Regardless of the reasons behind it, did China’s reduction of U.S. Treasury securities impact the total amount? From the accompanying chart, one can see the answer is a crystal clear “No.” Since 2014, not long after Xi became the leader, China has been underweighting U.S. Treasury securities. But an interesting observation is that such a downtrend is linear in most of the early years and then declines more quickly since 2021. To those familiar with China’s data, this is precisely the trend of GDP growth so the story can go without conspiracy.

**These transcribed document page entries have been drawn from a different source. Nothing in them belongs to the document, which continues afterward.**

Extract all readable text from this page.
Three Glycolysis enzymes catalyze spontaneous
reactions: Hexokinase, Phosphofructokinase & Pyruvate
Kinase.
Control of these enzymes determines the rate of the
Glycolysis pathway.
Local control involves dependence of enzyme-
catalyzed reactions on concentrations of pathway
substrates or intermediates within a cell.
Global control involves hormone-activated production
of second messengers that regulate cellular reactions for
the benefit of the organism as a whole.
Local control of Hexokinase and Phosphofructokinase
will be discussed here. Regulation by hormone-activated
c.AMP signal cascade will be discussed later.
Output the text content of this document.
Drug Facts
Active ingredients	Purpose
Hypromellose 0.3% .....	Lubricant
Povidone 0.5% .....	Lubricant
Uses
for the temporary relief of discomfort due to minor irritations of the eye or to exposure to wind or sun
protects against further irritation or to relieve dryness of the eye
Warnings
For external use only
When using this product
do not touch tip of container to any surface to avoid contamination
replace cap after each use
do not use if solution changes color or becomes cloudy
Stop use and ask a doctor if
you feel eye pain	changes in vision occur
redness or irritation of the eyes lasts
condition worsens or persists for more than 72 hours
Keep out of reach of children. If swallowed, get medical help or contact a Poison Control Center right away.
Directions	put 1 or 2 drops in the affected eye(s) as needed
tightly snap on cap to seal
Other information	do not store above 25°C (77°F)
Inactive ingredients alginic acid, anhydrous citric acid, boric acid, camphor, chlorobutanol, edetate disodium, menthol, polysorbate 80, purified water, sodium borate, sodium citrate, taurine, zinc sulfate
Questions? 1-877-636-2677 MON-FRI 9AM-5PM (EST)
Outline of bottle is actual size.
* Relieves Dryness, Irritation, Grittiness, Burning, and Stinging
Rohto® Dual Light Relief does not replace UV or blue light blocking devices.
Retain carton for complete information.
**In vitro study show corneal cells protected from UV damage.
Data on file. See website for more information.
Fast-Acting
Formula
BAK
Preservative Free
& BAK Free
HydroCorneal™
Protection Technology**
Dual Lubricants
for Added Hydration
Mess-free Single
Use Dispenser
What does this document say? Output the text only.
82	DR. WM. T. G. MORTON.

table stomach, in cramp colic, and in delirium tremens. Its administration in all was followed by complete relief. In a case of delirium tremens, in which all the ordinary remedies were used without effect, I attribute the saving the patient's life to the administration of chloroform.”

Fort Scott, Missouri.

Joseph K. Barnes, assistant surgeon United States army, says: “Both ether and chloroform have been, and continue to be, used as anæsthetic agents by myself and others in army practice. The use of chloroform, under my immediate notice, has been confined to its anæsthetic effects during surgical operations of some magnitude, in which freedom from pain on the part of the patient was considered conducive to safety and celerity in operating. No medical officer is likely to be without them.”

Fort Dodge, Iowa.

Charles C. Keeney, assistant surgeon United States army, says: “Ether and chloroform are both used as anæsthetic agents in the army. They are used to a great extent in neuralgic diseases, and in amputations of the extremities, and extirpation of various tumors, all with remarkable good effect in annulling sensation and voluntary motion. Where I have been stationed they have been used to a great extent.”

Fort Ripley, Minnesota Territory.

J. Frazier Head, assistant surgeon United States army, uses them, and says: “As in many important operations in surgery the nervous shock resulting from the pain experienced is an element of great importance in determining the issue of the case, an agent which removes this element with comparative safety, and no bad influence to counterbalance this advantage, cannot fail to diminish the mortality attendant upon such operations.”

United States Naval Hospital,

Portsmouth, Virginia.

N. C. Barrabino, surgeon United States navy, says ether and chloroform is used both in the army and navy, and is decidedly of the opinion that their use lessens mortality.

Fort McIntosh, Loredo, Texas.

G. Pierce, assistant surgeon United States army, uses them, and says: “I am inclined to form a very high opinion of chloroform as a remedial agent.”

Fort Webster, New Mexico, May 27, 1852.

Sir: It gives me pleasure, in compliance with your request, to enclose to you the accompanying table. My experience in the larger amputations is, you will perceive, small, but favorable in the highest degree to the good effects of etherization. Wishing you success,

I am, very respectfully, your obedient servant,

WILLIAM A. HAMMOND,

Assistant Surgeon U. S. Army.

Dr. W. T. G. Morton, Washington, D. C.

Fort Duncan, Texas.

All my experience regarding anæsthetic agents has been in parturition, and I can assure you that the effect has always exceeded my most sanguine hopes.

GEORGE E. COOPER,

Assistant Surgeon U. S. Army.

There has always been a story about China’s underweighting in U.S. dollars. But think carefully about it; what else is there to switch to? The euro is already undertaking a similar campaign as the dollar. Gold is unlikely, as there is probably not much gold for China to buy. Anyone who thinks twice would realize that China cannot easily diversify its reserve holdings. We might not have to complicate things but accept that China is earning less forex and having more outflows, so it is reducing its U.S. Treasury securities to compensate.
U.S. Treasury securities’ total foreign holdings have increased over the past decade. The actual reason is inflation. All central banks have been printing money aggressively in the quantitative easing era, the United States is no exception. It is natural to see the absolute amount of money (treasury holdings) increasing over time. The visually linear uptrend of the total suggests it is likely no structural change to the attractiveness of treasury securities; otherwise, we should have observed a turnaround.
It is interesting to see the breakdown. While China, the second largest holder, has been holding less, others are not. The largest holder, Japan, has been holding a stable amount for over a decade. Most other European countries, including the UK, the third largest holder, have been overweighting. The holding remains flat even for countries that China is getting close to, like Saudi Arabia. Simple counting shows the proportions of countries overweighting and underweighting U.S. Treasury securities over the past year (from January 2022 to January 2023 are roughly equal.
The overall trend seems related less to yield and more to the strength of the dollar. The 10-year securities yield declined between 2009 and 2019, then increased from 2020 to now. The dollar index rose from its lowest point of 70+ in 2009 to over 100 in recent years.